Investing in a Volatile Market
May 9, 2022
Over the last week we’ve seen an uptick in volatility in equity markets. To that point, so far this year we have seen the biggest concurrent fall in stocks and bonds in almost 50 years (the S&P500 is down 17% this year and the aggregate bond index is down 10%). With negative and attention-grabbing headlines widespread at the moment, we wanted to reiterate some key points as well as changes we are making to our portfolio to mitigate risk:
Key points
Staying invested in good quality businesses has historically proven to be the best course of action through uncertainty.
Cash is yielding a negative real return, with inflation in the high single digits.
Attempting to time the market usually results in realized losses and lost gains.
Portfolio changes
Adding exposure to pre-IPO companies not subject to public equity market volatility and simultaneously offering liquidity to employees of private companies.
Focus on quality high dividend companies with defensive characteristics and attractive valuations.
Increasing our allocation to structured yield notes with attractive coupon payments.
Implementing a tax loss harvesting strategy to realize losses where appropriate to reduce your tax bill (the article attached shares further insight).
Allocating to unlisted, private real estate debt secured by physical property.
Finally, we wanted to provide an update on the ‘equity tilt’ portion of our portfolio. We are purchasing an ‘absolute note’ that acts as a hedge against the S&P500 (generates positive returns so long as that in twelve months the issuing bank remains solvent and the S&P500 is not down by more than 25%). We ‘pay’ for that hedge by capping upside on the investment at 8.85% over a 12-month period.
Markets will be focused on CPI leading into Wednesday as April’s numbers are released.
Disclaimer
The information presented should not be considered personalized investment, financial, legal, or tax advice. This notification is not an offer to buy or sell, or a solicitation of any offer to buy or sell, any of the securities mentioned herein. Certain statements contained herein may constitute projections, forecasts, and other forward-looking statements, and are based primarily on assumptions applied to certain historical financial information. Certain information has been provided by third-party sources, and although believed to be reliable, it has not been independently verified, and its accuracy or completeness cannot be guaranteed. Any opinions, projections, forecasts, and forward-looking statements presented herein are valid as of the date of this document and are subject to change. Past performance is not indicative of future performance. Principal value and investment return will fluctuate. There are no implied guarantees or assurances that the target returns will be achieved, or objectives will be met. Future returns may differ significantly from past returns due to many different factors. Investments involve risk and the possibility of loss of principal. The values and performance numbers represented in this report reflect management fees. The values used in this report were obtained from sources believed to be reliable. Performance numbers were calculated by Black Diamond using the data provided by your custodian. Please consult your custodial statements for an official record of value.

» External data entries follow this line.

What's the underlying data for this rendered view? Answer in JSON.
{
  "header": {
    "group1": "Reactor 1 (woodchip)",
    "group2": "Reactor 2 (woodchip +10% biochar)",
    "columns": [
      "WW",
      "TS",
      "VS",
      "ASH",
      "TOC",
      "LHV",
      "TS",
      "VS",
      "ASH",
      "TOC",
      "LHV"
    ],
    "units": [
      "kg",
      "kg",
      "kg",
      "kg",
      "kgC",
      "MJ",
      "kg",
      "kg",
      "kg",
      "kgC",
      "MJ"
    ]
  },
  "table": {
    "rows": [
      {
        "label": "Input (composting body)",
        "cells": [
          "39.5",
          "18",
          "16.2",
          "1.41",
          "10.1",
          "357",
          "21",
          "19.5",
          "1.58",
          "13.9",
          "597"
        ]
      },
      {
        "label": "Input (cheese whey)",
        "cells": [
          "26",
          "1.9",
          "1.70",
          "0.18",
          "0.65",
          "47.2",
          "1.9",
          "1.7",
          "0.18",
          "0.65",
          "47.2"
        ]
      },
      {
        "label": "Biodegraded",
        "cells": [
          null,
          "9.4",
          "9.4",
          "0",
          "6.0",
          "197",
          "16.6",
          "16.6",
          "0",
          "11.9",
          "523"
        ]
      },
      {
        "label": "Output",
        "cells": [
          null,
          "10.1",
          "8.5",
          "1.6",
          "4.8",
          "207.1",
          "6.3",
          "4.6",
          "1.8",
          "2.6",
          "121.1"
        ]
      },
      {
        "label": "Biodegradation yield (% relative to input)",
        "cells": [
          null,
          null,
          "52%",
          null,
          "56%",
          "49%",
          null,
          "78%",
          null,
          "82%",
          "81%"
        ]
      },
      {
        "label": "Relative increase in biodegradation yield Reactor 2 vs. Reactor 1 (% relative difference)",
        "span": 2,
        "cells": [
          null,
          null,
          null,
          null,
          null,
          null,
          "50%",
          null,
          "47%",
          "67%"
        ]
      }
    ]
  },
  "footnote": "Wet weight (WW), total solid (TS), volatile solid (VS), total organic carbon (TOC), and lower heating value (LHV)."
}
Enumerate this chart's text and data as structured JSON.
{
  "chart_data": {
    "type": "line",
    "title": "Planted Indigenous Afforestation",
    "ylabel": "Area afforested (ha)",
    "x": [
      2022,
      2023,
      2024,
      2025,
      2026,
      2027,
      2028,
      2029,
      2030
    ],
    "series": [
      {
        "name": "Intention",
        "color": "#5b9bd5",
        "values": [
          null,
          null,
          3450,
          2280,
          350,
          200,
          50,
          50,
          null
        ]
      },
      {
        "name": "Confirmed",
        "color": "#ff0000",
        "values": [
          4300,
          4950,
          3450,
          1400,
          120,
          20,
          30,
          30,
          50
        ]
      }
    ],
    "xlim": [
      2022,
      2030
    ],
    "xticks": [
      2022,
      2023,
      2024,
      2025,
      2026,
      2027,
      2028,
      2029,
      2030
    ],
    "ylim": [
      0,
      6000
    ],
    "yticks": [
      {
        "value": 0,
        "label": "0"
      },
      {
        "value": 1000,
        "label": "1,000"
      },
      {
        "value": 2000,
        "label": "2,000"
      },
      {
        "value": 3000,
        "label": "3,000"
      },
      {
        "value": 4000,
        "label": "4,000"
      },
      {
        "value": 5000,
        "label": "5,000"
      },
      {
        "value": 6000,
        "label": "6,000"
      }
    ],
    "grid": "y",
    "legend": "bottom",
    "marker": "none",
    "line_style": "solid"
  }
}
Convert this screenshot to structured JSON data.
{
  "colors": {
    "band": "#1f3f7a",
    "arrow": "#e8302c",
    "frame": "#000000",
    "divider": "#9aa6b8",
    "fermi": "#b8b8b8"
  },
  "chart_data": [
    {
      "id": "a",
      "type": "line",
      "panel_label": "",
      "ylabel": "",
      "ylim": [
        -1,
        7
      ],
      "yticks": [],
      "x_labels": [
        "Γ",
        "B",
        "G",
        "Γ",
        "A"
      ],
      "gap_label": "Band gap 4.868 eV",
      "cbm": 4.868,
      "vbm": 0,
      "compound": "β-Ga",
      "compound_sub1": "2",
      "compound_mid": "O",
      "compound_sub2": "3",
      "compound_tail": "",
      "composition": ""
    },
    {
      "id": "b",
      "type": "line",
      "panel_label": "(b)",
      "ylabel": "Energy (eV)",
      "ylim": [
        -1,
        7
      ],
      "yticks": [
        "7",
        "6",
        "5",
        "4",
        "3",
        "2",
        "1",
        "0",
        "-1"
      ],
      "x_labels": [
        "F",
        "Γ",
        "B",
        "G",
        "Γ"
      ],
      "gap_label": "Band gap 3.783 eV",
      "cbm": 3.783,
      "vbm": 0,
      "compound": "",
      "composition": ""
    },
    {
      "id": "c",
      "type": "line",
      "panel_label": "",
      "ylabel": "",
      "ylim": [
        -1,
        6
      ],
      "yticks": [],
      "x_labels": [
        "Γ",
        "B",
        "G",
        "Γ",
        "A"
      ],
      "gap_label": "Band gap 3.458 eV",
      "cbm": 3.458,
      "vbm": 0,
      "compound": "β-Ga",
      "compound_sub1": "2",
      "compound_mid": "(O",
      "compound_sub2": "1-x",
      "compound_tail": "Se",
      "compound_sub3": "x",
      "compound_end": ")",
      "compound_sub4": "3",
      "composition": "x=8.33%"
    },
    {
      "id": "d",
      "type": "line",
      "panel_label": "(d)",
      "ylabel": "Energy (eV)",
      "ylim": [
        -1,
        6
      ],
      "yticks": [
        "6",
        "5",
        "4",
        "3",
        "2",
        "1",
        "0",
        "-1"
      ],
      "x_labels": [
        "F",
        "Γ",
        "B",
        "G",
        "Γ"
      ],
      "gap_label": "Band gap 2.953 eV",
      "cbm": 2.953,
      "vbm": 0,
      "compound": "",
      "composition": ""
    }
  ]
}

The securities involve risks not associated with an investment in ordinary debt securities. Selected Risks Associated with any of these structures include: - Notes are not principal protected and investors can lose some or all their initial principal if the underlying asset falls below the Principal Barrier Level. - Contingent coupon payments. Investors may not receive periodic interest payments if the performance of the underlying asset falls below the Coupon Barrier Level. It is possible that investors will not receive any coupon payments over the life of the Note. - Potential for early redemption and reinvestment risk. Notes will be automatically called if the performance of the underlying asset is at or above the Initial Strike Price on the defined Observation Date. If called, investors may not be able to reinvest their proceeds in a product with a comparable coupon. - Returns are limited to the coupon payments, if any. Investors will not participate in any price appreciation of the underlying asset. Additionally, investors will not receive dividend payments generated by the underlying asset. - Limited secondary market. Notes should be considered buy-and-hold investments and investors should hold them to maturity. They are not traded on an exchange and there may be little to no secondary market available. - Issuer credit risk. Notes are senior, unsecured debt obligations of the issuer and all payments of income and principal are therefore subject to the creditworthiness of the issuer. - Complex investments. Notes may have complex features and may not be suitable for all investors.